Never ask a barber if he thinks you need a haircut.

This is a test. It is only a test. Had it been an actual job, you would have received raises, promotions, and other signs of appreciation.

We pretend to work because they pretend to pay us.

This isn't an office. It's Hell with fluorescent lighting.

I used up all my sick days, so I called in dead.

If you tell the boss you were late for work because you had a flat tire, the next morning you will have a flat tire.

The specialist learns more and more about less and less until, finally, he knows everything about nothing. The generalist learns less and less about more and more until, finally, he knows nothing about everything.

In every organization, there will always be one person who knows what's going on.

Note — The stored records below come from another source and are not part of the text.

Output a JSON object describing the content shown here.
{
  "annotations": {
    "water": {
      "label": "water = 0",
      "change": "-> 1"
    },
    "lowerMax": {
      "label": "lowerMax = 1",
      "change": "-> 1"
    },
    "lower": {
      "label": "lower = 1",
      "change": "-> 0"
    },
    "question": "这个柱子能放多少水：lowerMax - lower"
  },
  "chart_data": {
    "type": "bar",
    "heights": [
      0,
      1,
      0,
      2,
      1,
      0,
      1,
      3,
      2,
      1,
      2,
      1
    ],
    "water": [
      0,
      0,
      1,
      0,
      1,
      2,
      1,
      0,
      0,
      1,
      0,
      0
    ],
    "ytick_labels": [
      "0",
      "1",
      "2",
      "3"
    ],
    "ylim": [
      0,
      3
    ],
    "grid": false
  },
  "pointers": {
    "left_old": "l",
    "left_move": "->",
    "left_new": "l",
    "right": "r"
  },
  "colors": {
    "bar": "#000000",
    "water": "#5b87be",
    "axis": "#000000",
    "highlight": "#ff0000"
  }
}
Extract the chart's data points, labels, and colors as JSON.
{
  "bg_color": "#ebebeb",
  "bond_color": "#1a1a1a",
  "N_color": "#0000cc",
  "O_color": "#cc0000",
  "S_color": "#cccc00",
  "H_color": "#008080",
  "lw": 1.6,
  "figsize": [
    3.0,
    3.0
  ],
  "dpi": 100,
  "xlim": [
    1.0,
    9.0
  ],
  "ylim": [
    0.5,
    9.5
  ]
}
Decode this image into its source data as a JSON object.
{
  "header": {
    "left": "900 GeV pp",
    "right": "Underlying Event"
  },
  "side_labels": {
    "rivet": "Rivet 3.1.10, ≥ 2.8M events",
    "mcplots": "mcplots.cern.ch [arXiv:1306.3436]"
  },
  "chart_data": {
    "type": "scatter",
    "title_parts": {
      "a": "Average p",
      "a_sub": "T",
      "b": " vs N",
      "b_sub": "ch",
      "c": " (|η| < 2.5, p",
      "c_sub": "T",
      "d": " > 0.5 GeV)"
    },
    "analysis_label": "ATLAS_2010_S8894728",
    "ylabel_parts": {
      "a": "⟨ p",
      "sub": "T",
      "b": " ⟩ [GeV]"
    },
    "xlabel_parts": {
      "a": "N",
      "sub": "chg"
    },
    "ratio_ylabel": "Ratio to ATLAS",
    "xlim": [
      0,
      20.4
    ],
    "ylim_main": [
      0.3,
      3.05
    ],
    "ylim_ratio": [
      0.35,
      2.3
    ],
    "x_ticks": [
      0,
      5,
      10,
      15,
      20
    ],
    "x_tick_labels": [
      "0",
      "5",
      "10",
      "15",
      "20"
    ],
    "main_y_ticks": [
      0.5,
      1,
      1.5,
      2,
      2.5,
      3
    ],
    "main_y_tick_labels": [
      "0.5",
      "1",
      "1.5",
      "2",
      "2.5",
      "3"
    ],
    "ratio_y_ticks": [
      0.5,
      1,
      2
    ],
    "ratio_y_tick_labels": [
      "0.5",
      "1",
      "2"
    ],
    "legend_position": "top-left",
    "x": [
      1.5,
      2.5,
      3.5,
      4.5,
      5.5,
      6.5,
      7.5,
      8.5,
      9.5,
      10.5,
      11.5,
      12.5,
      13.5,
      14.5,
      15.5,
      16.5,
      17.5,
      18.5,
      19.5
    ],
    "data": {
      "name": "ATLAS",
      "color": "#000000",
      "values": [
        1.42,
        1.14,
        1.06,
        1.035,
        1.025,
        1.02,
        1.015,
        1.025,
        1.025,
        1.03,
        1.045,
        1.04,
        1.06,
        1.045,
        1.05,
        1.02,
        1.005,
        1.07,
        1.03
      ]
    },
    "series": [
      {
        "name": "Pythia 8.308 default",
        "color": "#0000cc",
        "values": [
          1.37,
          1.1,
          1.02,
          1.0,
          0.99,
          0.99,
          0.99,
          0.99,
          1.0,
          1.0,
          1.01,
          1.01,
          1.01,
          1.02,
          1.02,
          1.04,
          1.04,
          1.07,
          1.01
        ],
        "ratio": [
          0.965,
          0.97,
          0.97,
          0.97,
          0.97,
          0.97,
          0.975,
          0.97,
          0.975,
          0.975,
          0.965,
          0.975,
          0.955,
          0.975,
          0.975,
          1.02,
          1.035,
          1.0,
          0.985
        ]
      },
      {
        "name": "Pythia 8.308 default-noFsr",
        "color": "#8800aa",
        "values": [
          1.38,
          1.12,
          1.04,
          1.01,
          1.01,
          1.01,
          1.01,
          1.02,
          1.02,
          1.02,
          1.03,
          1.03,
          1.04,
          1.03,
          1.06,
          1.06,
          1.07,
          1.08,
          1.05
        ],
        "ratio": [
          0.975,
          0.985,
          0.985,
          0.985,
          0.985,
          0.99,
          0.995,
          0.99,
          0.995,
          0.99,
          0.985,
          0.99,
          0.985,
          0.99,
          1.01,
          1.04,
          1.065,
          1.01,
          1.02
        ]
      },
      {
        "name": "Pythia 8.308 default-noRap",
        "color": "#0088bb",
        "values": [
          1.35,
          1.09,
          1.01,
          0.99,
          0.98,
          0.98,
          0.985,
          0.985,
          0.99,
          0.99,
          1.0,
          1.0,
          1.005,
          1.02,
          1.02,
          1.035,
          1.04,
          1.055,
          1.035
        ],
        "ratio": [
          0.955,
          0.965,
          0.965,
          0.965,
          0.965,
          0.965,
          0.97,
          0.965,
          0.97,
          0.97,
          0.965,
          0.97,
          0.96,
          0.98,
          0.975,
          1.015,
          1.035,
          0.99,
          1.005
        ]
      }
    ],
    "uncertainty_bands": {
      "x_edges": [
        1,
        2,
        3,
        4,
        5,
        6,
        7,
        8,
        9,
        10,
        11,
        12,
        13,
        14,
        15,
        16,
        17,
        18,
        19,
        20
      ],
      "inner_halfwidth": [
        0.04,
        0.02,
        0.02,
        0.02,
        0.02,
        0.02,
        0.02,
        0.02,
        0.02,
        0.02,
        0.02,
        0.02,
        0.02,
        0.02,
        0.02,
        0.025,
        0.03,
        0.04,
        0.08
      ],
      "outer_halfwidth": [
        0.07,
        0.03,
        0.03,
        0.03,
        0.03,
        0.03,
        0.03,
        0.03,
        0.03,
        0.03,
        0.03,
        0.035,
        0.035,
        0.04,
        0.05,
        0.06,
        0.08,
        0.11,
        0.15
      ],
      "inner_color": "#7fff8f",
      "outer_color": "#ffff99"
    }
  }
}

This person must be fired.

Never quit until you have another job.

I wasn't sleeping. I was testing the keyboard for drool resistance.

To err is human; to forgive is against company policy.

Follow your dream; unless it's the one where your naked at work during a fire drill.

If you aren't fired with enthusiasm, you will be fired with enthusiasm.

9 out of 10 doctors will agree that 1 out of 10 doctors is an idiot.

There are only two enterprises that refer to their customers as "users," and one is illegal.

Work fascinates me. I could sit and watch it for hours.

Don't be irreplaceable. If you can't be replaced, you can't be promoted.

I work 45 hours a week to be this poor.

Stress is when you wake up screaming, and realize you hadn't gone to sleep yet.

Drink coffee! Do stupid things faster with more energy!

A procrastinator's work is never done.

When you work here, you can name your own salary. I named mine "Louie".